I think the solutions are $$x = 3 + \frac{\sqrt{8}}{2}$$ and $$x = 3 - \frac{\sqrt{8}}{2}$$.”

Do you agree with either of them? Explain your reasoning.

Under what circumstances would solving an equation of the form $$x^2+bx+c=0$$ lead to a solution that doesn’t involve fractions?

### 16.3: Solve These Ones

Solve each quadratic equation with the method of your choice. Be prepared to compare your approach with a partner‘s.

1. $$x^2 = 100$$
2. $$x^2 = 38$$
3. $$x^2 - 10x + 25 = 0$$
4. $$x^2 + 14x + 40 = 0$$
5. $$x^2 + 14x + 39 = 0$$
6. $$3x^2 - 5x - 11 = 0$$

### Summary

$$\displaystyle x^2 - 5x = 25$$

It is often most efficient to solve equations like this by completing the square. To complete the square, note that the perfect square $$(x+n)^2$$ is equal to $$x^2+(2n)x +n^2$$. Compare the coefficients of $$x$$ in $$x^2+(2n)x +n^2$$ to our expression $$x^2-5x$$ to see that we want $$2n=\text-5$$, or just $$n=\text-\frac{5}{2}$$. This means the perfect square $$\left(x-\frac{5}{2}\right)^2$$ is equal to $$x^2 -5x + \frac{25}{4}$$, so adding $$\frac{25}{4}$$ to each side of our equation will give us a perfect square.
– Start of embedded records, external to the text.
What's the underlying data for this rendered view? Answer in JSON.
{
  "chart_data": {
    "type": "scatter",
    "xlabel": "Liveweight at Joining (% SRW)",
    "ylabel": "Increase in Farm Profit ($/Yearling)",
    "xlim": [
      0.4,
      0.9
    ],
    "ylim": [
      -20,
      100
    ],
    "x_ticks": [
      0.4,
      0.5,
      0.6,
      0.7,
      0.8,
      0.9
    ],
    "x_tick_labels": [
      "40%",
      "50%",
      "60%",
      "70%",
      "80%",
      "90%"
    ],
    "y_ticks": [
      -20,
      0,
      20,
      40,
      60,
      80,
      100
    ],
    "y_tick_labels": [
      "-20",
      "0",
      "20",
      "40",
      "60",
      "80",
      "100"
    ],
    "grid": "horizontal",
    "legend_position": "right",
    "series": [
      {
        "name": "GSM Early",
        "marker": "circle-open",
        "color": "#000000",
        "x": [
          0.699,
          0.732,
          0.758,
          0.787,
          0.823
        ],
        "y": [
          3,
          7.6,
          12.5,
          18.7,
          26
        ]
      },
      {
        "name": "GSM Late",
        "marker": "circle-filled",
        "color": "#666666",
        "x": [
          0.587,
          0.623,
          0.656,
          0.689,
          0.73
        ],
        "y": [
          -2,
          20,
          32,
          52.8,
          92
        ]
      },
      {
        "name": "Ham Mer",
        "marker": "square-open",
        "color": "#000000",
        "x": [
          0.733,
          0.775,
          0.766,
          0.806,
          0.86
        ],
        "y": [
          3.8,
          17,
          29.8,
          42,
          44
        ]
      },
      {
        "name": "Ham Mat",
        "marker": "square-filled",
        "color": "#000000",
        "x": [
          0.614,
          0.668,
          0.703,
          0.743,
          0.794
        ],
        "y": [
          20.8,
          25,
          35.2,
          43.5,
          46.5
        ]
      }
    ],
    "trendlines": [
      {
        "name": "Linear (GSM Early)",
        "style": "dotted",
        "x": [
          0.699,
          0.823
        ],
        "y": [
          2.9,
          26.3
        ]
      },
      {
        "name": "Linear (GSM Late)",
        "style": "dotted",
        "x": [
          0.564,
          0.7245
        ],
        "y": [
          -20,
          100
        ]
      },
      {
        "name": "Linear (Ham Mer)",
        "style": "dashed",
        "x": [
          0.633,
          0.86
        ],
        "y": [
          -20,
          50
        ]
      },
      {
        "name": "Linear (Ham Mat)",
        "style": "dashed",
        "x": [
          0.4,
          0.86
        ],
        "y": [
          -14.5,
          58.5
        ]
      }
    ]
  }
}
\displaystyle \begin{align} x^2 - 5x &= 25 \\ x^2- 5x + \frac{25}{4} &= 25 + \frac{25}{4} \\ \left(x-\frac52\right)^2 &= \frac{100}{4} +\frac{25}{4} \\ \left(x-\frac52\right)^2 &= \frac{125}{4} \end{align}

The two numbers that square to make $$\frac{125}{4}$$ are $$\frac{\sqrt{125}}{2}$$ and $$\text-\frac{\sqrt{125}}{2}$$, so:

$$\displaystyle x-\frac52 = \pm \frac{\sqrt{125}}{2}$$

which means the two solutions are:

$$\displaystyle x = \frac52 \pm \frac{\sqrt{125}}{2}$$

Other times, it is most efficient to use the quadratic formula. Look at the quadratic equation:

$$\displaystyle 3x^2-2x = 0.8$$

We could divide each side by 3 and then complete the square like before, but the equation would get even messier and the chance of making a mistake might be higher. With messier equations like this, it is often most efficient to use the quadratic formula:

$$\displaystyle x = {\text-b \pm \sqrt{b^2-4ac} \over 2a}$$

To use this formula, we first need to put the equation in standard form and identify $$a$$, $$b$$, and $$c$$. Rearranging, we get:

$$\displaystyle 3x^2 - 2x -0.8 =0$$

so $$a=3$$, $$b=\text-2$$, and $$c=\text-0.8$$. We have to be careful to pay attention to the negative signs. Using the quadratic formula, we get:

$$\displaystyle x = {\text-(\text-2) \pm \sqrt{(\text-2)^2-4(3)(\text-0.8)} \over 2(3)}$$

$$\displaystyle x = {2 \pm \sqrt{4+(12)(0.8)} \over 6}$$

Evaluating these solutions with a calculator gives decimal approximations -0.281 and 0.948.